WASHINGTON - The White House and the US military on Tuesday scrambled to play down a suggestion by the nation's top officer that deploying ground forces in Iraq to fight Islamic State jihadists was an option.
General Martin Dempsey, chairman of the US Joint Chiefs of Staff and President Barack Obama's top military advisor, had said US military advisors could be sent into combat alongside Iraqi forces.
Dempsey said the US personnel could "provide close-combat advising," but the White House insisted the idea of US troops in battle was a "purely hypothetical scenario."
And in a day of mixed messages, Colonel Ed Thomas, a spokesman for the general, then tried to bring some clarity to the situation, saying in a rare statement that Dempsey "doesn't believe there is a military requirement for our advisors to accompany Iraqi forces into combat."
Military leaders nevertheless warned of a further escalation in their battle against the jihadists, just as two branches of the rival Al-Qaeda group called for a united front against the war coalition Washington is building.
US jets have been targeting IS fighters in northern Iraq since August 8, and in recent days hit militants southwest of Baghdad for the first time, in a significant expansion of the campaign.

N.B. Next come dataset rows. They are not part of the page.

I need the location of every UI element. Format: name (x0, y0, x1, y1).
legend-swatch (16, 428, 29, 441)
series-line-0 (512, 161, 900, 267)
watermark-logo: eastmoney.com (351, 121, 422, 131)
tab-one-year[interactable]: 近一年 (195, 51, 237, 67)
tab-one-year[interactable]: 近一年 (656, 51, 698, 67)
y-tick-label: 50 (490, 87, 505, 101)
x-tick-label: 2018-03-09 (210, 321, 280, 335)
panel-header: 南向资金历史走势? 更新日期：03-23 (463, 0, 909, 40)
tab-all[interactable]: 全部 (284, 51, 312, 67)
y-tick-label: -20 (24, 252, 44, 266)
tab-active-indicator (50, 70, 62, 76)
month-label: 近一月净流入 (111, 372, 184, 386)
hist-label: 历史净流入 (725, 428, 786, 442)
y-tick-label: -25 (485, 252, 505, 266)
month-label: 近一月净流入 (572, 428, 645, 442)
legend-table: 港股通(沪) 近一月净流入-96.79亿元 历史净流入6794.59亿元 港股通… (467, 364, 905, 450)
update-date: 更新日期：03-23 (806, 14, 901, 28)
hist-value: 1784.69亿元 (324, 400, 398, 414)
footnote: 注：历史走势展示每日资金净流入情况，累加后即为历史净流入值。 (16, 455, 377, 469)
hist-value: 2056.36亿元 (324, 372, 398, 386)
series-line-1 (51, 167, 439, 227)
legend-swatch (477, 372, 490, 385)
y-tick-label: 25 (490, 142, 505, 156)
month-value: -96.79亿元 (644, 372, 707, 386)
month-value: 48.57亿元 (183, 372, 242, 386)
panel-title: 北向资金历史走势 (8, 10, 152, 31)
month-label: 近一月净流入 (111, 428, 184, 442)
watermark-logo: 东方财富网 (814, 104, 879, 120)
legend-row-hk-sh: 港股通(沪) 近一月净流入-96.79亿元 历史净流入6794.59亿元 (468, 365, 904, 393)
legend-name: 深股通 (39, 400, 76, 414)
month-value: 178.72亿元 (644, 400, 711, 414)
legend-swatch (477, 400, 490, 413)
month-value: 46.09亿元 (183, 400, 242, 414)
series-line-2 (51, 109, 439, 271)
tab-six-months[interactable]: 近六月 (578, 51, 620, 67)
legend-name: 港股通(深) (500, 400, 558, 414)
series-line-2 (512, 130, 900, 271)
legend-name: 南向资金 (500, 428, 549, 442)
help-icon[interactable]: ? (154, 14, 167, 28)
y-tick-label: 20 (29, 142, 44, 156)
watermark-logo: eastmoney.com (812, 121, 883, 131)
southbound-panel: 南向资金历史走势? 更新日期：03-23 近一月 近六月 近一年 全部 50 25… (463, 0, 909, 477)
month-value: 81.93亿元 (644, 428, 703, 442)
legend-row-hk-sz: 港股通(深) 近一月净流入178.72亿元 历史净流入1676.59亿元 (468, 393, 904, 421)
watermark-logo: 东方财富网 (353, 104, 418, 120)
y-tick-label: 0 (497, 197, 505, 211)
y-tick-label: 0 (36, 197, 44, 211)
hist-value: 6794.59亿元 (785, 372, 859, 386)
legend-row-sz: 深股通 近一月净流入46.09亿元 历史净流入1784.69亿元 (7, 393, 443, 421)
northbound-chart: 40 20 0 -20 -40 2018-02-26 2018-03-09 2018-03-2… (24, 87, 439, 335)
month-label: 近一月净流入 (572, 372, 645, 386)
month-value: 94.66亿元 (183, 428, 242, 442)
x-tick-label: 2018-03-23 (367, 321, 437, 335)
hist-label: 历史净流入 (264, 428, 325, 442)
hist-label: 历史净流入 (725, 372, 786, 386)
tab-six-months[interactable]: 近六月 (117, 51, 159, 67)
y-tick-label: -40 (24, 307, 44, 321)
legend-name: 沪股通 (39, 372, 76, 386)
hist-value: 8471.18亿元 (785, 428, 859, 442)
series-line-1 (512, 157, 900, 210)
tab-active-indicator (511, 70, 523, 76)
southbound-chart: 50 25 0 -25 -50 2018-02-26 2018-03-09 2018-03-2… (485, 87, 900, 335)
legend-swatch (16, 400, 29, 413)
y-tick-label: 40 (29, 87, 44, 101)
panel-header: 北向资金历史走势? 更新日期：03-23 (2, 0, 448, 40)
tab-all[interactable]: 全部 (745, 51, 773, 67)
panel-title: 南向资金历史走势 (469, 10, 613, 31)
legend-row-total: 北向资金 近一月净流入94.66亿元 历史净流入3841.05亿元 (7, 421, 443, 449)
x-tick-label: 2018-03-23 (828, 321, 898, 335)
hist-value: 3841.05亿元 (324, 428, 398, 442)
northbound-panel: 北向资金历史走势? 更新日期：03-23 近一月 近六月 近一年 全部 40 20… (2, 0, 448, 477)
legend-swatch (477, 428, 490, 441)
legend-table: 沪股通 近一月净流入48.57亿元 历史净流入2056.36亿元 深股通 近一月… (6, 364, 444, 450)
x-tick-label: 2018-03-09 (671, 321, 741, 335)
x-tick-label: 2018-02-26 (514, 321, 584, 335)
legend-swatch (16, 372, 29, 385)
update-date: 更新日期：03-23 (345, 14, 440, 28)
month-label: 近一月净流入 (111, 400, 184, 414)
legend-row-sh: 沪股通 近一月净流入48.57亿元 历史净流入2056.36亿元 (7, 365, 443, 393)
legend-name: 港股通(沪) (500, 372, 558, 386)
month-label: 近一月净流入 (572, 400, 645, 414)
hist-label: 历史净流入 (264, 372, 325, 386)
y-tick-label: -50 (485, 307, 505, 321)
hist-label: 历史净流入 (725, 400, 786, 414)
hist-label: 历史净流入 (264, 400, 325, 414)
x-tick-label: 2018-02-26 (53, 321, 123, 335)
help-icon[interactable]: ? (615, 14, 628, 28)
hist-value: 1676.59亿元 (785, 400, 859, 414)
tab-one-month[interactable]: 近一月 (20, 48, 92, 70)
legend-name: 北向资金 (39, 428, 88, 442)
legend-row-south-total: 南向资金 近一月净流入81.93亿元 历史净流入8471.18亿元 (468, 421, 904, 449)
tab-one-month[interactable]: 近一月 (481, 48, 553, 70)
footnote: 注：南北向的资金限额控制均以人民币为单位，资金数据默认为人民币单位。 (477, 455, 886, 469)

US Central Command said that, in addition to bombing IS fighters threatening the northern city of Arbil, strikes had destroyed a guerrilla ground unit and two supply boats southwest of Baghdad.
The campaign appeared to bear fruit on Tuesday when Kurdish peshmerga fighters - who now receive Western military supplies and US air support - retook seven Christian villages overrun by jihadists.
In Washington, Defence Secretary Chuck Hagel told US lawmakers that plans were being laid to hit targets in Syria, where the IS group is holding Western hostages and has a stronghold in the city of Raqa.
"This plan includes targeted actions against ISIL safe havens in Syria, including its command and control, logistics capabilities, and infrastructure," Hagel told the Senate Armed Services Committee.
Dempsey had gone further than any US official before in saying that the military advisors that Obama has dispatched to bolster Iraqi forces could get drawn into combat.
Obama's administration has insisted that his action against the IS extremists is not the start of another US ground war in the Middle East, and that there will be no large-scale American invasion.
But nearly 300 US military advisors are already working with Iraqi government forces, 300 more are on their way and Dempsey refused to rule out them providing "close-combat advising."
Canada has sent 69 of its soldiers to advise Iraqi forces, Prime Minister Stephen Harper said, and other allies may follow suit.
"To be clear, if we reach the point where I believe our advisors should accompany Iraqi troops on attacks against specific ISIL targets, I will recommend that to the president," Dempsey said, before his spokesman moved to tamp down expectations.
Dempsey stressed the advisors are "very much in a combat-advisory role" and that there is "no intention" at the moment for them to engage in combat: "I don't see it to be necessary right now."
But he said if there were an "extraordinarily complex" operation planned by Iraqi forces - such as a bid to recapture the rebel-held city of Mosul - then advisors could head to the front.
Dempsey had said that any use of US troops in the field would be approved by Obama, explaining: "He told me to come back to him on a case-by-case basis."
White House spokesman Josh Earnest was keen to underscore this, after Dempsey's remarks caused a flurry of speculation that US forces would once again suffer "mission creep" in the Middle East.
Earnest said Dempsey "was referring to a hypothetical scenario in which there might be a future situation in which he might make a tactical recommendation to the president as it relates to the use of ground troops."
"The president has been clear about what that policy is: the president does not believe that it would be in the best interest of our national security to deploy American ground troops in a combat role in Iraq and Syria. That policy has not changed."
Obama has vowed to expand American efforts and US diplomats are scrambling to put together an international coalition for a "relentless" campaign against the IS jihadists, who have overrun large areas of Iraq and Syria.
On Tuesday, Obama met General John Allen, the former Marines commander tasked with coordinating the US-led coalition's mission to "degrade and ultimately destroy" the Islamic State group.
Western nations and 10 Arab countries, including regional powerhouses Saudi Arabia and Egypt, have agreed to back the US-led coalition campaign, but not all will engage in military action.
So far, US forces have carried out 167 air strikes across Iraq. The CIA estimates that the Islamic State organisation may be able to field as many as 31,500 fighters - many of them foreign volunteers.
The slow coming together of this alliance drew a fierce reaction from Al-Qaeda's branches in Yemen and in North Africa, who said jihadist forces must unite against the threat posed by the coalition.
The Islamic State group began as a successor to Al-Qaeda's Iraqi branch, but has escaped from the group's shadow and clashed with its surrogates in Syria, while claiming leadership of global jihad.